Few in the financial press have dared to point out that Ebay’s behavior is irrational but I suspect that as Ebay’s stock continues to falter (despite Ebay being in a unique position to capitalize on the recession), some will begin trying to understand what is really going on at Ebay. And when they do, one of the first questions that should arise is: What other company sneers at a customer base of two million “dealer customers” who are willing to invest thousands of dollars and work 60-80 hr weeks? Can you imagine the CEO of GM describing angry dealers as “making noise”? That’s how Ebay’s CEO Donahoe refers to Ebay’s sellers. Can you imagine TupperWare or Mary Kay refusing to talk to two million eager would-be sellers with cash in hand? How many franchise sellers would like the opportunity to show Ebay’s sellers what it’s like to be treated with a smidgen of respect?

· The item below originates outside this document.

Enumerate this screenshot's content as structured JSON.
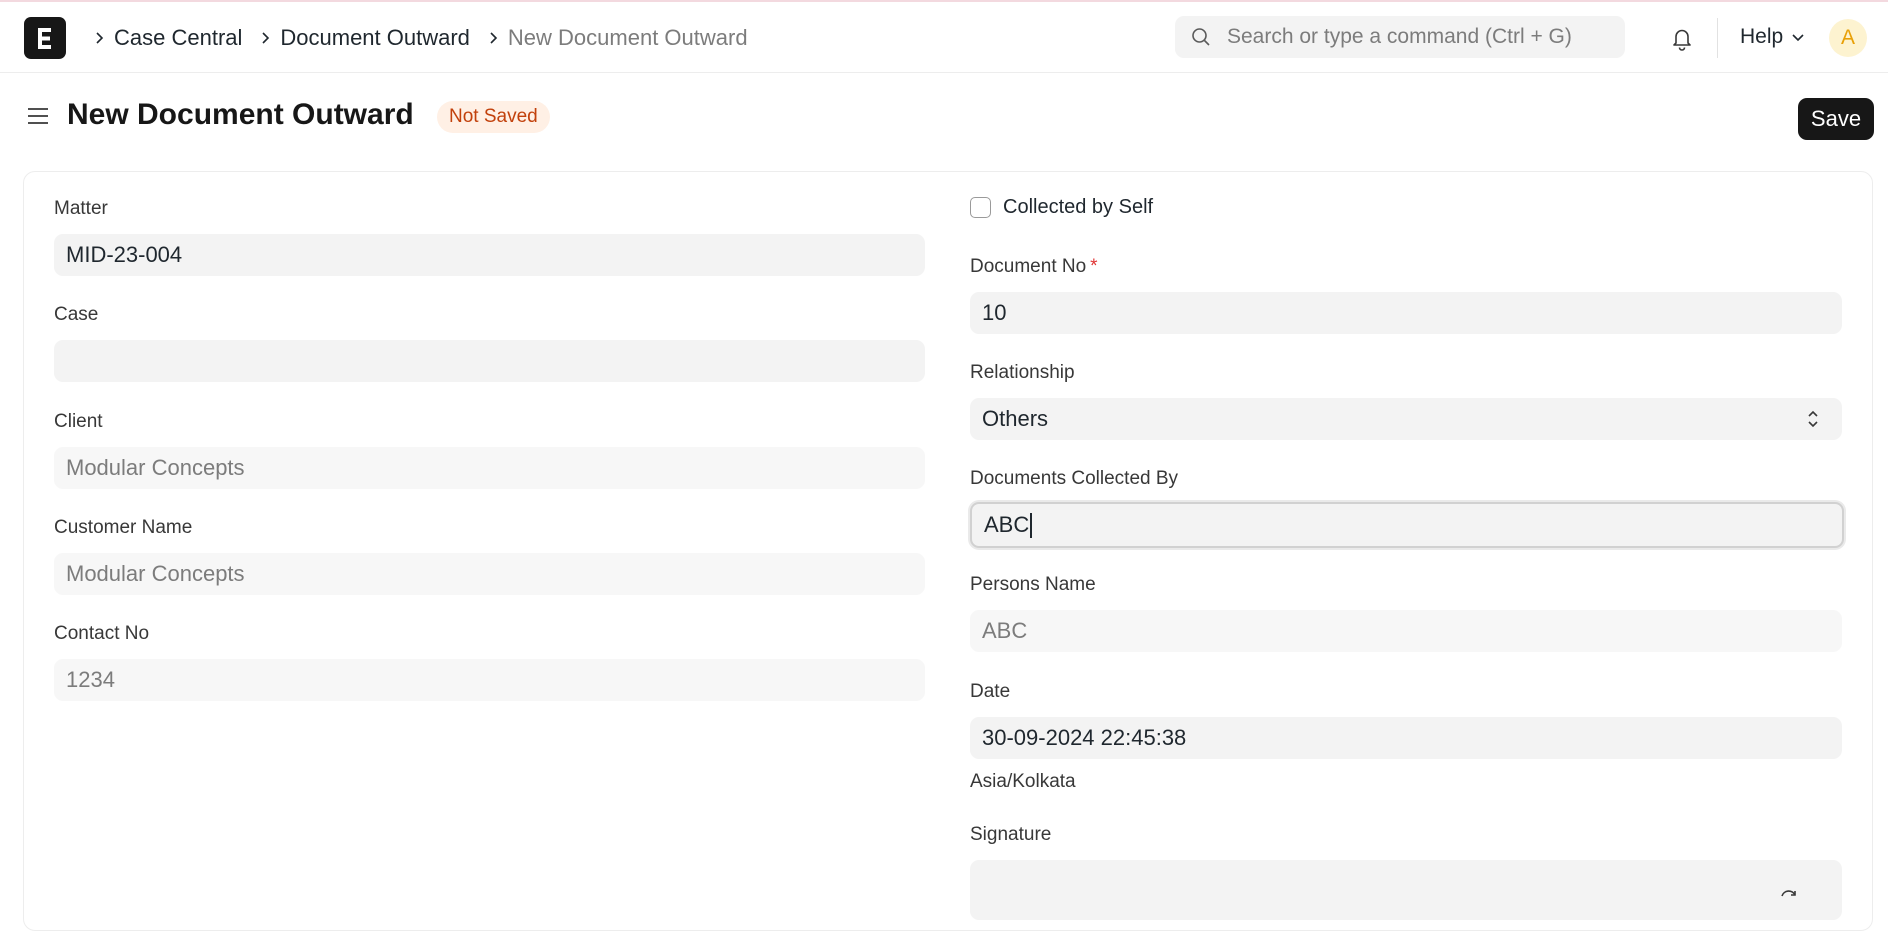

I dismiss Ebay’s explanations for its behavior. They’ve lied too many times about too many things. So here’s my theory, an amalgamation of observations and reading. I think Ebay postures as a profit-drivin company but is in fact driven primarily by ego. Meg Whitman and Donahoe sneer when they say the words, “flea market.” They have an appetite for Sotheby’s but the Ebay marketplace keeps behaving like a flea market. Shudders!
And their egos are particularly troubled by that upstart Amazon selling more books and CDs. To the techies & MBAs, it’s not a business, it’s a a big video game that they get paid to play. Whoohoo! They desperately want to go head to head with Amazon. Like an angry little brother chasing after the Big Boys, they’re sure they can win, if they can just get the damned sellers out of the way. Would be so much easier if sellers would just pay their fees, give away the merchandise, ship for free and shut up that noise.
In short, I think senior management at Ebay is allowing the Whiz Kids to destroy the company. You investor folks are supposed to keep buying in until they run out the clock. When done they’ll walk down the street to a different job, leaving several million families without an income. The only difference between them and the cockroaches that recently came running out from under a rock on Wall Street is that the ones at Ebay are a bit younger.